Passionnée par les procédures de la fiction, son œuvre s’est frottée aussi à plusieurs reprises à la forme documentaire (HHH, portrait de Hou Hsiao-hsien, Noise, El Dorado, portrait d’Angelin Preljocaj). Elle est donc multipolaire. Elle emprunte des chemins multiples, se déploie sur plusieurs continents et slalome tel un esquif sur les grands flux de la mondialisation. Et pourtant, ce qui frappe en revoyant les films de façon rapprochée, c’est qu’en dépit de cette prolifération, quelque chose en elle insiste, se répète. Une forme de monomanie est à l’œuvre, qui en détermine les plus secrètes pulsations. Et après trente ans, de Désordre à Sils Maria, on serait tenté de lui dire, sans mentir du tout : « Tu n’as pas changé. »

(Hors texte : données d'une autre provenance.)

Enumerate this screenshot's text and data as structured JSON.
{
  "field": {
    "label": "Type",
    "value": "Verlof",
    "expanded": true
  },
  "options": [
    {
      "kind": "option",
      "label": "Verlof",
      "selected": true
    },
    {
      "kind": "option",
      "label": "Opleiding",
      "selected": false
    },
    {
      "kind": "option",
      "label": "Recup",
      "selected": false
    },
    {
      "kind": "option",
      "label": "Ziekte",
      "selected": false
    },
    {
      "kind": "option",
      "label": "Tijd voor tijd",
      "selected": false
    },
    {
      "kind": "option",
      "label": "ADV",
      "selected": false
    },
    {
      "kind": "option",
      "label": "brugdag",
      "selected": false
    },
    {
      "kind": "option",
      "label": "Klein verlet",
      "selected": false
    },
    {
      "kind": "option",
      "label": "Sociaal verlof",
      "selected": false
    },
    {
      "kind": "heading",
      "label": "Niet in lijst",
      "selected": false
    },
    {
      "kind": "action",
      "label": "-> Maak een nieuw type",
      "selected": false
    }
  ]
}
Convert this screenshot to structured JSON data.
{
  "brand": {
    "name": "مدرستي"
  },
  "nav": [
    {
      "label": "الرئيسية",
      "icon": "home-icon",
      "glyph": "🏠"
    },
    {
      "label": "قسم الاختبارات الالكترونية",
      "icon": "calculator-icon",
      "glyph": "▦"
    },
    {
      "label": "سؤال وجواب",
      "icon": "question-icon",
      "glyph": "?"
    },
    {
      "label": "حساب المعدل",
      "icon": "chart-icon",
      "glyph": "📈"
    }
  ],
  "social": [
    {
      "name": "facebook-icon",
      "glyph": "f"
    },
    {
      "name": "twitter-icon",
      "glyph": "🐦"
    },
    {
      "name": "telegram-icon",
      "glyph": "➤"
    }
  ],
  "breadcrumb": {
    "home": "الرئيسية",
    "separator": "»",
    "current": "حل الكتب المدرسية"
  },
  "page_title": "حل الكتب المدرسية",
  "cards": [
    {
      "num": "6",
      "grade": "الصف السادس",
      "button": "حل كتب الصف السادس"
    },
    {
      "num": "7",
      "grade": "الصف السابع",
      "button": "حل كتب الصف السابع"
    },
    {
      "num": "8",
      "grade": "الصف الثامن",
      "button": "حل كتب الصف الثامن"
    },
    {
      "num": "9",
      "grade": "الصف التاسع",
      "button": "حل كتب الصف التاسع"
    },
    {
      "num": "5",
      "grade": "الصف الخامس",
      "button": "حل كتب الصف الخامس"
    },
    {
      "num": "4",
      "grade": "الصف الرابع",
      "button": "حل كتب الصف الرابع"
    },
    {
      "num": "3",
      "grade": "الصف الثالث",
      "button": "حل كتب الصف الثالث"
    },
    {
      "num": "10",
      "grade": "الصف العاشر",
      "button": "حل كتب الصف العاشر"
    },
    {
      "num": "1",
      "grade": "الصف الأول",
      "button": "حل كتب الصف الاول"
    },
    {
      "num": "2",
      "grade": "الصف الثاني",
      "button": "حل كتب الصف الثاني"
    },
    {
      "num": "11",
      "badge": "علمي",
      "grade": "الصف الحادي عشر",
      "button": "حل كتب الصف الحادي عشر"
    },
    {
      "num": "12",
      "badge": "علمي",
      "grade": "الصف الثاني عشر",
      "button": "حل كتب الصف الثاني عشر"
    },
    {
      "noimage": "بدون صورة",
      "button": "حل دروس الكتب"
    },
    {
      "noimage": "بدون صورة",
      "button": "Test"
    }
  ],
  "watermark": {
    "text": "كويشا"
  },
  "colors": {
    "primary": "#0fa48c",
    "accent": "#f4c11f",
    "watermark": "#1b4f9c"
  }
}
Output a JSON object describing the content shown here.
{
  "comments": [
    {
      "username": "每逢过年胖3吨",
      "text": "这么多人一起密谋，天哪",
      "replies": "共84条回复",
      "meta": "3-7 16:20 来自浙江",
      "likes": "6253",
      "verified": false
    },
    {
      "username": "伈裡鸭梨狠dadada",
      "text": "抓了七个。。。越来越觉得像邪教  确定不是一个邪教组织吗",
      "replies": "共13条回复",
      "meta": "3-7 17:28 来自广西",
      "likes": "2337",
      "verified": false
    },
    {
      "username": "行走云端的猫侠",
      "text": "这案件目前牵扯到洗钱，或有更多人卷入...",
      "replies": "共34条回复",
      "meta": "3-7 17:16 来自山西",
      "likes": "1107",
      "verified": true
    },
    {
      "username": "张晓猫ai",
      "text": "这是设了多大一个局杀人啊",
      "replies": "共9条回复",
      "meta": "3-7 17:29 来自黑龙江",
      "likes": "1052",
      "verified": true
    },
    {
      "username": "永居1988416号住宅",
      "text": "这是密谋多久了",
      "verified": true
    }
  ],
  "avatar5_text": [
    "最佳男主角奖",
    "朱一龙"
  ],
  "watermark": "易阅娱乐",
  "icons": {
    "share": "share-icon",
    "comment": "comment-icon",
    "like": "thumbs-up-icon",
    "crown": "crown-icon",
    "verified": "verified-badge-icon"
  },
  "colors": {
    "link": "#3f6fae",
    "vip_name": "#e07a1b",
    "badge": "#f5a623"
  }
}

Le premier plan du premier pan de l’œuvre (Désordre, 1986) est un mouvement d’appareil reptiléen sur le toit d’un immeuble battu par une pluie nocturne. La caméra court sur les tuiles, puis plonge dans le vide jusqu’à attraper trois anges maléfiques, une fille deux garçons, qui s’embrassent et boivent quelques lampées d’alcool pour se donner du courage – bientôt, ils opéreront un braquage, de façon désastreuse. Pourquoi la caméra était postée si haut, sur le toit, avant de venir cadrer ces trois personnages principaux ? Pour pouvoir descendre, et dessiner ainsi la figure emblématique du film, la figure emblématique de l’œuvre : la descente. Le film saisit ses trois héros dans l’ivresse de la fusion et des rêves de gloires et les fait dévaler pendant une heure une pente qui leur fera perdre toute illusion. Le collectif se désagrège : un à un, les membres du groupe sont rendus à leur individualité, leur fatalité de classe aussi (les bourgeois se marient, les prolos partent au service militaire). La mort scande les deux temps de la chute : son départ et son point de plus total affaissement. Un meurtre, puis un suicide, sont les deux bornes de la descente. Le suicide, c’est celui du personnage donné comme le héros (interprété par Wadeck Stanczak) et sa disparition au bout d’une heure de film produit son petit effet Janet-Leigh-dans-Psychose. Il reste encore une demi-heure de film : elle sera consacrée à l’après-choc. Lorsqu’un monde s’est écrasé, lentement quelque chose se recompose. Des formes de vie se font jour.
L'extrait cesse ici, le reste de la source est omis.